Background: Research has shown that genetic mutations play an important role in the prognosis of lung adenocarcinoma (LUAD). However, the genes that influence the prognosis and immunotherapy of lung cancer patients have not yet been thoroughly studied. In this study, data from The Cancer Genome Atlas (TCGA) Program and other databases were used to identify the survival-related genes in LUAD.

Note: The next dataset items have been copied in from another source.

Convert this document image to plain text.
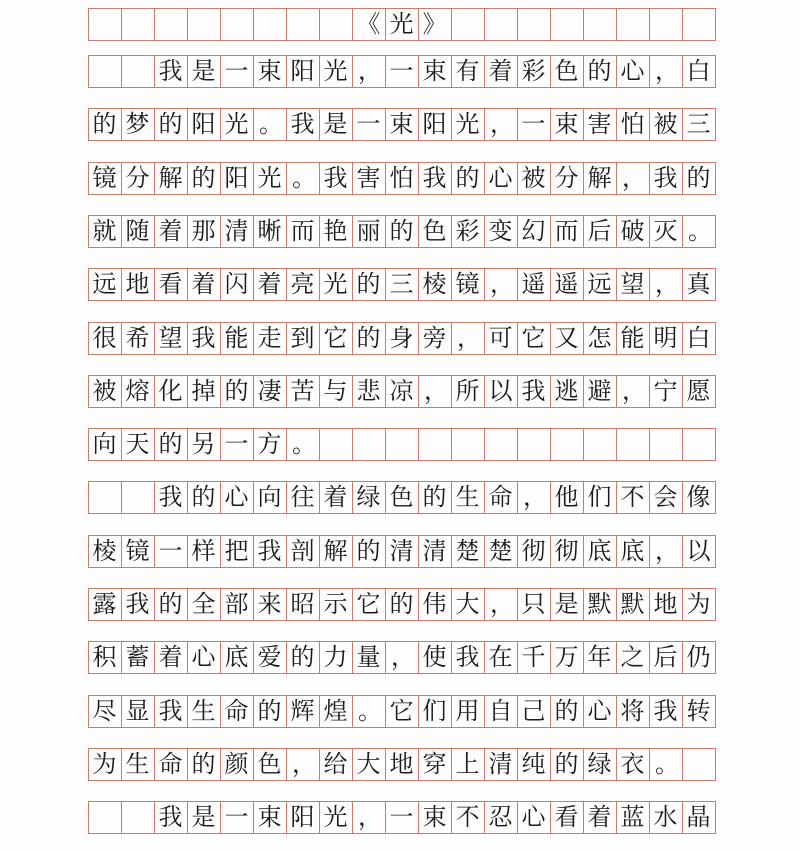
《 光 》
我 是 一 束 阳 光 ， 一 束 有 着 彩 色 的 心 ， 白
的 梦 的 阳 光 。 我 是 一 束 阳 光 ， 一 束 害 怕 被 三
镜 分 解 的 阳 光 。 我 害 怕 我 的 心 被 分 解 ， 我 的
就 随 着 那 清 晰 而 艳 丽 的 色 彩 变 幻 而 后 破 灭 。
远 地 看 着 闪 着 亮 光 的 三 棱 镜 ， 遥 遥 远 望 ， 真
很 希 望 我 能 走 到 它 的 身 旁 ， 可 它 又 怎 能 明 白
被 熔 化 掉 的 凄 苦 与 悲 凉 ， 所 以 我 逃 避 ， 宁 愿
向 天 的 另 一 方 。
我 的 心 向 往 着 绿 色 的 生 命 ， 他 们 不 会 像
棱 镜 一 样 把 我 剖 解 的 清 清 楚 楚 彻 彻 底 底 ， 以
露 我 的 全 部 来 昭 示 它 的 伟 大 ， 只 是 默 默 地 为
积 蓄 着 心 底 爱 的 力 量 ， 使 我 在 千 万 年 之 后 仍
尽 显 我 生 命 的 辉 煌 。 它 们 用 自 己 的 心 将 我 转
为 生 命 的 颜 色 ， 给 大 地 穿 上 清 纯 的 绿 衣 。
我 是 一 束 阳 光 ， 一 束 不 忍 心 看 着 蓝 水 晶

Methods: First, the TCGA database was used to screen key LUAD genes. Second, the Gene Expression Profiling Interactive Analysis 2 (GEPIA2), University of ALabama at Birmingham CANcer (UALCAN), Tumor IMmune Estimation Resource (TIMER), Kaplan-Meier plotter, and cBioPortal databases, and a univariate Cox analysis combined with a random forest (RF) model were used to estimate gene expression, patient prognosis, and gene mutations, respectively. TIMER was also used to predict the immune function of the genes.

Results: A total of 2,138 up-regulated and 2,559 down-regulated differentially expressed genes (DEGs) were identified from TCGA-LUAD dataset. Next, four prognostic genes (i.e., CENPH, SLC35F4, TESMIN, and TERT) were identified as the key genes. The expression levels of all four genes were higher in LUAD tissues than those in the normal lung tissues, but only CENPH and TESMIN were correlated with poor overall survival (OS). The four genes were also found to be associated with immunoinfiltration.

Conclusions: Of the four key genes identified, CENPH and TESMIN would not only contribute to the diagnosis and prognosis of LUAD but could also serve as potential immunotherapy targets for LUAD.